29 avril 2015

33. DE LA PAIX A LA GUERRE... CONTRE LE PEUPLE LIBYEN

33.
DE LA PAIX À LA GUERRE…

CONTRE LE PEUPLE LIBYEN

5 - 32. Le martyre de Muammar Gaddhafi,
de Moatassem Billah Gaddhafi,
d'Abou Bakr Younis Jaber
et la destruction de sépultures

 

     Lors de l'attaque d’un convoi de voitures à proximité de Syrte, le 20 octobre 2011, par une unité aérienne de l'OTAN dans laquelle se trouve un avion français, c'est environ deux cents hommes qui meurent brûlés vifs dans leurs voitures.

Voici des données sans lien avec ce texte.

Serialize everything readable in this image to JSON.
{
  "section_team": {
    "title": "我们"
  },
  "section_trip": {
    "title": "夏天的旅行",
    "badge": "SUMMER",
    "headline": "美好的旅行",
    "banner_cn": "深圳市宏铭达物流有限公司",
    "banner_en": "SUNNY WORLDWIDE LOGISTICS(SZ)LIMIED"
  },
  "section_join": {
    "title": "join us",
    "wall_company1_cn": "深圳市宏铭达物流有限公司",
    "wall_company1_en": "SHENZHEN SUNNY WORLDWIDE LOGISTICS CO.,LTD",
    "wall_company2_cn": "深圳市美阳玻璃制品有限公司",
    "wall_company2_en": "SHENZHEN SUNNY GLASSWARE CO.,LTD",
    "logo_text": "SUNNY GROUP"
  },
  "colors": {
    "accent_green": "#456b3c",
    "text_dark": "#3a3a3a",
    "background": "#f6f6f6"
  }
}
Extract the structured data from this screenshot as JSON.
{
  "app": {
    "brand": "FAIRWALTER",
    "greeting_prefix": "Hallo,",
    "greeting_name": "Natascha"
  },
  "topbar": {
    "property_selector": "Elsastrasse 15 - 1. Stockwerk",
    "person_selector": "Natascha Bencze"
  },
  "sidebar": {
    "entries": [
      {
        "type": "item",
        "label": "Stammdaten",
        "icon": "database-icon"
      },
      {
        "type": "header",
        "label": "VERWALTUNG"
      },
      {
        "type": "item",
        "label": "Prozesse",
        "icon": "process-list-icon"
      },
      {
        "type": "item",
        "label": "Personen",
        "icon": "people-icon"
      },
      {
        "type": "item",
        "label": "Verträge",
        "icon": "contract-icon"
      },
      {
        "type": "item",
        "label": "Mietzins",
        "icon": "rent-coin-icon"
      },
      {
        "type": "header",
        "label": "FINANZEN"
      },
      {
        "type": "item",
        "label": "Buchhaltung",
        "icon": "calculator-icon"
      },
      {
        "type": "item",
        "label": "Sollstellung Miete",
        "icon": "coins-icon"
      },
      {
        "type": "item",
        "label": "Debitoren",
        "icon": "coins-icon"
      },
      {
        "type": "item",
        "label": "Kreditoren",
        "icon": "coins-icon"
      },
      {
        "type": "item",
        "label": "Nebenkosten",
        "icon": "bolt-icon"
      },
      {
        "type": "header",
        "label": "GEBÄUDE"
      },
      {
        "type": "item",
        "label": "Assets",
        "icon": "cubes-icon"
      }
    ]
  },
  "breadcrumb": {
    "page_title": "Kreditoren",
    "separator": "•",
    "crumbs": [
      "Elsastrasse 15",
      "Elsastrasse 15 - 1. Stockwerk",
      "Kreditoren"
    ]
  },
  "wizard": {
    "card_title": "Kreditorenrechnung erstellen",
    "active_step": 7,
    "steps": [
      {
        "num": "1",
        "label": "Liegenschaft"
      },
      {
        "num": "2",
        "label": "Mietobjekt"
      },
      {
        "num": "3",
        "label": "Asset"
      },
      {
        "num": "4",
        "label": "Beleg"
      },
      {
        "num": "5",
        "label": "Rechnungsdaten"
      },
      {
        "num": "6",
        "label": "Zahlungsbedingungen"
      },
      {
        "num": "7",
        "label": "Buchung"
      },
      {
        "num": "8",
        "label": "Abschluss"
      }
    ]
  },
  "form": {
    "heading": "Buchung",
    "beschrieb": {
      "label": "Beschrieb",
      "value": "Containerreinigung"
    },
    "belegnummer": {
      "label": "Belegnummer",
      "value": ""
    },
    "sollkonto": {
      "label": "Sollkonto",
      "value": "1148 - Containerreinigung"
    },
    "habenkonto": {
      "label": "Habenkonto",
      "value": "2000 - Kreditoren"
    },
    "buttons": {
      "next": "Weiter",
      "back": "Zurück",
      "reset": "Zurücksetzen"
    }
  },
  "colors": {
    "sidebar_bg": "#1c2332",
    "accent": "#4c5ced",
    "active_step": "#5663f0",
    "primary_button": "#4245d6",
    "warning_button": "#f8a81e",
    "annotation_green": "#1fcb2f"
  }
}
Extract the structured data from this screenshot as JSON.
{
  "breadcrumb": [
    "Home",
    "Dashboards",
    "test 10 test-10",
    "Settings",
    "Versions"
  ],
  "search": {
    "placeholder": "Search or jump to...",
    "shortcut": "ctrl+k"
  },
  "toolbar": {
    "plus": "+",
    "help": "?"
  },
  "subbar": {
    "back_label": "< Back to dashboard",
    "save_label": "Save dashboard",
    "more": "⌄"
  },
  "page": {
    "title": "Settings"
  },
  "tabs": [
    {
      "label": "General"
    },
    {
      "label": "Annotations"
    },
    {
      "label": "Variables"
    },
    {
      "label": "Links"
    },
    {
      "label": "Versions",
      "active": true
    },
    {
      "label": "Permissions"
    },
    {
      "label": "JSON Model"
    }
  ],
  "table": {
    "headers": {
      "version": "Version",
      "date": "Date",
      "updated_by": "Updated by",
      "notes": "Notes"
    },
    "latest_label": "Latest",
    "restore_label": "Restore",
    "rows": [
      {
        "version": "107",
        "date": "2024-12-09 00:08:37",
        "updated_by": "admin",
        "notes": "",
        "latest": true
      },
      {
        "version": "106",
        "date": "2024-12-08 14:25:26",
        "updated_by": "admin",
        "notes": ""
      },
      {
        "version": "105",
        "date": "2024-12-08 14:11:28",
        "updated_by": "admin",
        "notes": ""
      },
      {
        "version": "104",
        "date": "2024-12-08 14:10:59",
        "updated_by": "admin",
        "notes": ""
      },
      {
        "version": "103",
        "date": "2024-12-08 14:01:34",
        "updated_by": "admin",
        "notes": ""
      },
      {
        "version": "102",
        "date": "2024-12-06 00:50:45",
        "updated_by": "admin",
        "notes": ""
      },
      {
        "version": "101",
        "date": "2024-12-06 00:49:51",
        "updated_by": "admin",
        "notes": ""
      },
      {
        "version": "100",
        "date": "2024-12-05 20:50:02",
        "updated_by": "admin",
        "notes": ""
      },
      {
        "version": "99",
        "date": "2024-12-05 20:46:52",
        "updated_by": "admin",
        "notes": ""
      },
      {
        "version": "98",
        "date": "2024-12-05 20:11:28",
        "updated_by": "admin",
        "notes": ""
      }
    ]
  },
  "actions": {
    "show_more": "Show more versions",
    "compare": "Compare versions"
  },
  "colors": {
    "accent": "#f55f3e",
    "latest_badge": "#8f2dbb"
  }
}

L’homme du pays, Muammar Gaddhafi, qui se trouve à bord de l’une d’elles, est arrêté, maltraité et lynché : prisonnier d'un petit groupe armé, il sera insulté, frappé, traîné à terre, écorché vif, assassiné au nom des droits de l'homme.

     
Muammar Gaddhafi ne pouvait être traité ainsi sans un ordre du ou des chef(s) d’Etat(s) français, britannique, états-unien. Sans un ordre donné expressément par ces commanditaires occidentaux, les exécutants du crime ne se seraient pas risqués à ce genre d’actes qui ont été commis de sang-froid. Cette lente agonie d’un homme de 69 ans, arrêté, alors qu'il était blessé et sans plus aucune défense, est le plus grand crime politique du XXIème siècle qui devrait être jugé par un Tribunal Populaire International. Son fils Moatassem Billah, arrêté en même temps que lui, a été torturé à mort : ses dents lui ont été arrachées de la bouche, provoquant ainsi des souffrances sans nom. (Ceci fait penser aux deux dents arrachées sur le cadavre de Patrice-Émery Lumumba après son assassinat, en 1961, commandité par les colonisateurs occidentaux. Les tortionnaires, au service des puissances occidentales, ont repris des nazis leurs méthodes d'hommes non civilisés.) Celui qui faisait partie du Comité Central des Officiers Unionistes Libres et qui avait fait la Révolution du 1er Septembre 1969, le seul Noir du groupe, Abou Bakr Younis Jaber, lui aussi arrêté, est mort dans des conditions aussi terribles. Tout cela est le fait d’actes des amis de Nicolas Sarkozy, de David Cameron, d'Hillary Clinton et de Barack Obama, et du grand défenseur des droits de l'homme, Bernard-Henri Lévy. Quatre ans après la fin de la guerre capitaliste-impérialiste-colonialiste, la FIDH (Fédération Internationale des Droits de l’Homme) continue, lâchement, à passer sous silence toutes les violences extrêmes, suivies de crimes qui ont été commis sous l'influence de sa propagande puante…

     
La tombe de la mère de Muammar Gaddhafi, ainsi que les tombes de trois autres membres de la famille Gaddhafi, ont été profanées, dans la demeure familiale de Syrte, par les amis de Nicolas Sarkozy, de David Cameron, d’Hillary Clinton et de Barack Obama,  de Bernard-Henri Lévy... [https://mounadil.wordpress.com/2011/11/02/la-profanation-de-la-tombe-de-la-mere-de-mouammar-kadhafi/] Ces actes, sont-ils en concordance avec les droits de l'homme ? En tout cas, ils sont contraires aux règles de l’Islam et au respect que l'humanité doit à ses ancêtres.